How to Invest Your Money to Become Rich
When it comes to money, we all want more of it. Not just for a nicer home, flashier car and finer clothes — but enough savings to live out our twilight years in comfort.
We all know that investing your money is the key to riches. But how do you invest and where?
Money is never a finite resource; there’s always somewhere new to put your cash. There are lots of options when it comes to investing your money — from high-interest savings accounts to riskier venture capital investments — but with so many opportunities, which are the right ones for you?
How to invest your money: What are your options?
Before you start investing, you need to know which investment options are out there. There are three broad categories that most investment vehicles fit into:
- Savings accounts: These are what they sound like — low-risk, low-return accounts where you store your cash. While the interest rates on savings accounts may be low, they’re generally safe.
- Mutual funds: A mutual fund is a collection of stocks, bonds or other assets. Mutual funds pool many investors’ money together and invest in stocks, bonds and other assets so that the fund can make enough money to pay out everyone’s funds. Mutual funds offer the benefits of diversification, so if one company goes under, it won’t take your investment down with it. But mutual funds also have high fees.
- Exchange Traded Funds (ETFs): These funds are a hybrid between mutual funds and stocks. They can be traded regularly like stocks, and you can also buy into an entire index, like the S&P 500, through a single ETF.
Savings accounts are the most basic type of investment. They’re safe, low-risk and low-return. You can open a savings account at your bank, and you can expect to earn a 0.1% return on average.
Savings accounts are liquid, so you can withdraw your money at any time without penalty. But because they’re so low-risk, they also have lower interest rates than riskier investments like stocks.
Savings accounts are great if you’re saving for something specific like a house or a car in the near future. You can put money away for a short-term goal and then withdraw it easily when you need it.
Mutual funds are investment pools that allow people to pool their money together to invest in stocks, bonds or other assets. Mutual funds offer the benefits of diversification, so if one company goes under, it won’t take your investment down with it. Mutual funds also have high fees.
Mutual funds are best for long-term investing. You don’t need to worry about constantly monitoring your investment and making changes. Instead, you can set up a monthly contribution and leave it alone.
If you’re investing for retirement, a mutual fund is a good choice. Mutual funds are considered diversified, and you can take advantage of professional fund managers who have many years of experience.
Exchange Traded Funds (ETFs)
These funds are a hybrid between mutual funds and stocks. They can be traded regularly like stocks, and you can also buy into an entire index, like the S&P 500, through a single ETF.
Most ETFs are low-risk, and they’re tax-efficient. But some ETFs are riskier than others. You can find ETFs that invest in almost anything, from gold to soybeans. Most ETFs track the S&P 500, so they can be a good way to invest in the stock market without taking on too much risk.
ETFs are best for long-term investing. You can set up a recurring investment in an ETF every month and leave it alone.
Real Estate Investment Trust (REIT)
REITs invest in commercial real estate, like office buildings and shopping malls. You can buy shares in a company that invests in real estate, or you can buy shares in a mutual fund that invests in REITs. REITs are low-risk, and they offer a reliable dividend.
REITs are best for long-term investing. You can set up a recurring investment in an REIT every month and leave it alone. REITs are also a good option if you’re looking for a low-risk, low-return investment.
Hedge funds are pools of money that are managed by experts. These funds are generally only available to high-net-worth investors.

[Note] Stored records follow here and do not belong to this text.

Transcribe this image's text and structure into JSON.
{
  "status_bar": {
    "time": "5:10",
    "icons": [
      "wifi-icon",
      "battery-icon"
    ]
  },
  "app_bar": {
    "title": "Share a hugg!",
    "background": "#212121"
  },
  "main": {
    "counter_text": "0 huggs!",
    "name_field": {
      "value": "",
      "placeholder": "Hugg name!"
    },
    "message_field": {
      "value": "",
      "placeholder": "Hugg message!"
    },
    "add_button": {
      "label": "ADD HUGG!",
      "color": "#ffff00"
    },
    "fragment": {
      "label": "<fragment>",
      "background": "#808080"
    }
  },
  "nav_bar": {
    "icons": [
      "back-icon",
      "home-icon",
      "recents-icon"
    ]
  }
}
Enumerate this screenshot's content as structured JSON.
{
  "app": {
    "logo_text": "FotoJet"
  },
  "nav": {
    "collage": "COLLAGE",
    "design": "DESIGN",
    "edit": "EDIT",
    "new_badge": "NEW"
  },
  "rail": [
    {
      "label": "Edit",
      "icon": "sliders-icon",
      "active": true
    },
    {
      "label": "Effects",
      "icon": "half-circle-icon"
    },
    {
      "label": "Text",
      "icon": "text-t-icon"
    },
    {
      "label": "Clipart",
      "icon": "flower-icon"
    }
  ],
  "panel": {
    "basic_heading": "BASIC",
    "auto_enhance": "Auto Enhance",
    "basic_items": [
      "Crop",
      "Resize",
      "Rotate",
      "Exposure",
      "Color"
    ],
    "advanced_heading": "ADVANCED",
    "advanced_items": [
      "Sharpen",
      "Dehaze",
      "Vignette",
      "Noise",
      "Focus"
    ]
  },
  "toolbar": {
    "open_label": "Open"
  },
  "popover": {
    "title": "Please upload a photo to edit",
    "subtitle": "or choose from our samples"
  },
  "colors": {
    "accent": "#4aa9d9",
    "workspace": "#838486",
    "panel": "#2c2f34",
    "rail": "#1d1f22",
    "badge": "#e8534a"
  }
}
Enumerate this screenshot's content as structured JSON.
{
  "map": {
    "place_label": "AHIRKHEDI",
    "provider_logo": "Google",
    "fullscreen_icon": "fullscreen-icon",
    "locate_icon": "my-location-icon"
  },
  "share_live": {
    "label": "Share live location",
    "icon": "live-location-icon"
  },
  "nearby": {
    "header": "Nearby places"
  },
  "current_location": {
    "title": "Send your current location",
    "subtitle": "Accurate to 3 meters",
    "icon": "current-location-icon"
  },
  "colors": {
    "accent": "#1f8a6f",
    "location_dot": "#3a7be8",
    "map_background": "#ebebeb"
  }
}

If you’re investing in a hedge fund, you may have to be invited to invest by another investor.
Hedge funds are riskier than mutual funds and other investments because they’re not regulated and they’re not transparent. The fund manager doesn’t have to tell you what they’re doing with your money.

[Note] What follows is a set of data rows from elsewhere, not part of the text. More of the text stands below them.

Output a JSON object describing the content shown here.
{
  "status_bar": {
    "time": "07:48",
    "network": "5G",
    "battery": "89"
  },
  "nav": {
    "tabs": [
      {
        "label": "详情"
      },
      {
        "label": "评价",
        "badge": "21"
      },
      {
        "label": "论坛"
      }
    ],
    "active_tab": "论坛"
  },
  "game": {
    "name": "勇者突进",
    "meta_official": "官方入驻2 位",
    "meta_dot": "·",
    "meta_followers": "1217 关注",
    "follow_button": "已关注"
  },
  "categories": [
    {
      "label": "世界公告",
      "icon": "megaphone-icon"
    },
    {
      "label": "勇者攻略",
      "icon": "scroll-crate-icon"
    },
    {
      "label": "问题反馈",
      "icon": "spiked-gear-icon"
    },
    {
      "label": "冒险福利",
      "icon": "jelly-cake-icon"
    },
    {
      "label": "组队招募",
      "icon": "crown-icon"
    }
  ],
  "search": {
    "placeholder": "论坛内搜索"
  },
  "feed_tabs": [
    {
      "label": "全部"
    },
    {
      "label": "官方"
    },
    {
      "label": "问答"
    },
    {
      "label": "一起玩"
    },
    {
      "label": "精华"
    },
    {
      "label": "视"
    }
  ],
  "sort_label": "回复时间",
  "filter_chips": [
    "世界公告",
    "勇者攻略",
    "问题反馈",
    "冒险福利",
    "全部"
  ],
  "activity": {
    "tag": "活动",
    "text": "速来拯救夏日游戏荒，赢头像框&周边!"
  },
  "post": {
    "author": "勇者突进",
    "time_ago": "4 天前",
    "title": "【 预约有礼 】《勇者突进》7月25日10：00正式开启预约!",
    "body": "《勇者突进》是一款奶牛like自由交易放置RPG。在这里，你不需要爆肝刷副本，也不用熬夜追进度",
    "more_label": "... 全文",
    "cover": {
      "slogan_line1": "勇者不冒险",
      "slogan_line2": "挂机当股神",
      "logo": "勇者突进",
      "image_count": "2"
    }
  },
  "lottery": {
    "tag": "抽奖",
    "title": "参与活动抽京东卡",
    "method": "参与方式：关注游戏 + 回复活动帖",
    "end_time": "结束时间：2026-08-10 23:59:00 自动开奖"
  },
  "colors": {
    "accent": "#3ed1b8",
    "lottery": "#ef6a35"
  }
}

Hedge funds are best for investors who want to take a lot of risk and are willing to accept the high volatility that comes with it.
Commodities are raw materials like gold, oil and soybeans. Commodities are generally riskier than stocks, but they offer a chance for high returns. If you’re investing in commodities, you’re betting on the price of a commodity going up.

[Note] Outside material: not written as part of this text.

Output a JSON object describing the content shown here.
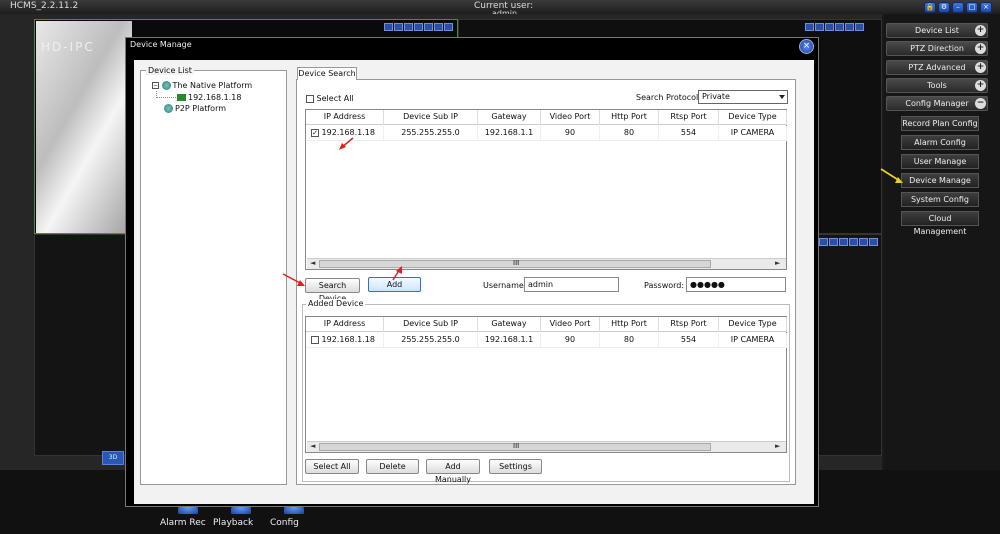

Commodities like gold can be a good option for investors who want to take a lot of risk. But commodities are generally too risky for most investors.
Robo-Advisors and Online Wealth Managers
You’ve probably heard about robo-advisors like Wealthsimple and Betterment. Robo-advisors are online wealth managers that manage your investments for you. They’re automated investment tools that are managed by algorithms.
With a robo-advisor, you set up an account and answer a few questions about your financial goals and risk tolerance. Robo-advisors will then recommend an investment portfolio that they manage for you.
Online wealth managers are similar to robo-advisors. These tools, like Wealthfront and Financial Engines, allow you to manage your investments online. With an online wealth manager, you can set up an account and tell the tool how much you want to save and where you want to invest your money.
There are many different ways to invest your money. The key is to pick the best option for your risk tolerance and savings goals. You can start investing your money by picking one of these options.